Ceza Daireleri Başkanlar Kurulu yerine dosyanın sehven gönderildiği Yargıtay 7. Ceza Dairesince 18.02.2020 tarih ve 593-2450 sayı ile; dosyanın gereği için Yargıtay 5. Ceza Dairesine gönderilmesine karar verilmiştir.
Yargıtay 5. Ceza Dairesince 27.02.2020 tarih ve 1592-9299 sayı ile; oluşan olumsuz görev uyuşmazlığının çözülmesi için Yargıtay Birinci Başkanlığına gönderilen dosya, Ceza Daireleri Başkanlar Kurulunca değerlendirilmiş ve açıklanan gerekçe ile karara bağlanmıştır.
CEZA DAİRELERİ BAŞKANLAR KURULU KARARI
Yargıtay 7. ve 5. Ceza Daireleri arasında oluşan ve çözümlenmesi gereken uyuşmazlık; temyiz incelemesinin hangi Özel Dairece yapılması gerektiğinin tespitine ilişkindir.

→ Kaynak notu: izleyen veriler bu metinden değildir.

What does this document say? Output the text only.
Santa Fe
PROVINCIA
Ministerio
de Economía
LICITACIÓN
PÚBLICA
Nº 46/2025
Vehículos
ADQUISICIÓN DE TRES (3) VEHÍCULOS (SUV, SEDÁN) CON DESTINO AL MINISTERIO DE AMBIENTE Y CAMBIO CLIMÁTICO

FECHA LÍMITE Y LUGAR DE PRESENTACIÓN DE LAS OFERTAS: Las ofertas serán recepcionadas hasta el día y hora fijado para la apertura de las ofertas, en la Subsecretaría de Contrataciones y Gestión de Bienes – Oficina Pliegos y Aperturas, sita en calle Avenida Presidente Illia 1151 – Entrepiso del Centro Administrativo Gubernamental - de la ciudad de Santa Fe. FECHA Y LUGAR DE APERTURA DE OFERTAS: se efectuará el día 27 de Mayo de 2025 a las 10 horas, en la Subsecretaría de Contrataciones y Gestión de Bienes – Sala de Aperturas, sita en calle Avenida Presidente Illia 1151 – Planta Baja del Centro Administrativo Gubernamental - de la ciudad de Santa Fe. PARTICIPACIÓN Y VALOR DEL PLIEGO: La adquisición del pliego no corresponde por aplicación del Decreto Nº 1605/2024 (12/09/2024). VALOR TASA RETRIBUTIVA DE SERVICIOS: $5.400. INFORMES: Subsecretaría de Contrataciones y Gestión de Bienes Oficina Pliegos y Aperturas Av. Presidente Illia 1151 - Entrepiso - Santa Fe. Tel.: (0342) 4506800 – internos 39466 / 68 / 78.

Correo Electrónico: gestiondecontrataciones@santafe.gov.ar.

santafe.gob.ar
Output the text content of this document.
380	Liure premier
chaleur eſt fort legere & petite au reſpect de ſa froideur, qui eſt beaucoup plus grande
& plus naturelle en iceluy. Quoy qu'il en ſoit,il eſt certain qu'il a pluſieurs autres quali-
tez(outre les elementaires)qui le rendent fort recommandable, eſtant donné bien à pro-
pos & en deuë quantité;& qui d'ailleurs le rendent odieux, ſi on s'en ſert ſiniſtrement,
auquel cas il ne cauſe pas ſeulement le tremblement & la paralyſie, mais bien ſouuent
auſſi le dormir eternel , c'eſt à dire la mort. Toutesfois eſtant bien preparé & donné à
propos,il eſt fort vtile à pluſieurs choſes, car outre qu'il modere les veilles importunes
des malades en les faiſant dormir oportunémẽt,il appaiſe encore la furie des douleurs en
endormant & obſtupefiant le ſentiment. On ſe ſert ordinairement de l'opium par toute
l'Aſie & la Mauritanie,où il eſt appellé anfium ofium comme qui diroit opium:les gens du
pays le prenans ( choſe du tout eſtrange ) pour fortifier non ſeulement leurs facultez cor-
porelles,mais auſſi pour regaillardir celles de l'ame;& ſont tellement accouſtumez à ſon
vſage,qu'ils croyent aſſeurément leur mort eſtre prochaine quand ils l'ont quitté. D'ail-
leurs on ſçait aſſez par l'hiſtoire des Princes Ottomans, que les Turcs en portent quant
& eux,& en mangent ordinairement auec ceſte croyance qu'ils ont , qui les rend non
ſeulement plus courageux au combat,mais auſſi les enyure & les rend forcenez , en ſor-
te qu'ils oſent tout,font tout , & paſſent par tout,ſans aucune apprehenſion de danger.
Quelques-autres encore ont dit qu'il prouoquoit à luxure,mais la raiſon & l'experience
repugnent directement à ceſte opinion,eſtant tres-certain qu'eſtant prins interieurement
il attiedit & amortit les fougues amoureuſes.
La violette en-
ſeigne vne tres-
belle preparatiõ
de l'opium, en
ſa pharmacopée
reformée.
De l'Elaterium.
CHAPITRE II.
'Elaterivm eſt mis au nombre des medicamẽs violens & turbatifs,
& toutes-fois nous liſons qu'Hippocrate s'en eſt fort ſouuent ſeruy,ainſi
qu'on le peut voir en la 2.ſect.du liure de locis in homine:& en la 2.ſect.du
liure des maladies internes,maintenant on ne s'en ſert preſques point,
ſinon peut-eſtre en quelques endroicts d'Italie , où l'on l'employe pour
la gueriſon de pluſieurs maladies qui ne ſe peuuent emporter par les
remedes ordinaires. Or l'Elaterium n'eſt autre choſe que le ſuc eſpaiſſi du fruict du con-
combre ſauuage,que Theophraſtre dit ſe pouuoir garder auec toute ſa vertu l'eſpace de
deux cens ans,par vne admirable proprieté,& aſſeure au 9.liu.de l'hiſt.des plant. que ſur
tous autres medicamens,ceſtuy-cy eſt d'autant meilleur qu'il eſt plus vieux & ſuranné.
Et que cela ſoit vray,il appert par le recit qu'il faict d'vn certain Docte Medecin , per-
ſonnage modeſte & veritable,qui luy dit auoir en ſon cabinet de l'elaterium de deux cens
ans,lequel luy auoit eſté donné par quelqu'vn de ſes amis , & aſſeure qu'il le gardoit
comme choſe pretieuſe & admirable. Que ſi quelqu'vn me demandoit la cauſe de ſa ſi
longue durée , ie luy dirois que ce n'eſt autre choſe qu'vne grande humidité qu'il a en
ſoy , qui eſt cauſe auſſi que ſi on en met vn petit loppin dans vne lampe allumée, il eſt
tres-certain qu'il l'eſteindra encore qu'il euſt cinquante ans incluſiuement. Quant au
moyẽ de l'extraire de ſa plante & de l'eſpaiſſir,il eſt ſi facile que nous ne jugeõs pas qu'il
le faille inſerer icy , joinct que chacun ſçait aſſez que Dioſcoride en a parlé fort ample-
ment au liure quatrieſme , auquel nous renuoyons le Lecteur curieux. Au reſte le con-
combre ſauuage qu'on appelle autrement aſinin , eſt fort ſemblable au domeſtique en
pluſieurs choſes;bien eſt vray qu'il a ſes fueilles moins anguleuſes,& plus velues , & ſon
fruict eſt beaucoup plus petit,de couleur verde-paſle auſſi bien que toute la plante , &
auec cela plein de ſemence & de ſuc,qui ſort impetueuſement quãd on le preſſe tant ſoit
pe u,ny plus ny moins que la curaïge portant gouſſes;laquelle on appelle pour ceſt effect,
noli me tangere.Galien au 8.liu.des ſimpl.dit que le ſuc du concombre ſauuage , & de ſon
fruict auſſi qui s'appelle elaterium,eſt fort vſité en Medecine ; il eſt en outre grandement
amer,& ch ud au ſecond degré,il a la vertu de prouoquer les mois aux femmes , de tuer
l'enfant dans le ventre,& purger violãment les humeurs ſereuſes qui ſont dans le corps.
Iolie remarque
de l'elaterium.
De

2797 sayılı Yargıtay Kanunu’nun 14. maddesi uyarınca hazırlanıp 01.02.2014 tarihinde yürürlüğe giren ve 09.02.2014 olan tebliğname tarihi itibarıyla uygulanması gereken 29.01.2014 tarihli ve 2015/1 sayılı iş bölümünün; “Yargıtay Ceza Daireleri İş Bölümü Ortak Hükümler” kısmının dördüncü maddesinde;
“Ceza Daireleri yürürlük tarihinden önce kendisine gelip bozma veya başka nedenlerle Daire dışına gönderdiği işlerden kendisine geri gelenlere bakar.” hükmü getirilmiştir.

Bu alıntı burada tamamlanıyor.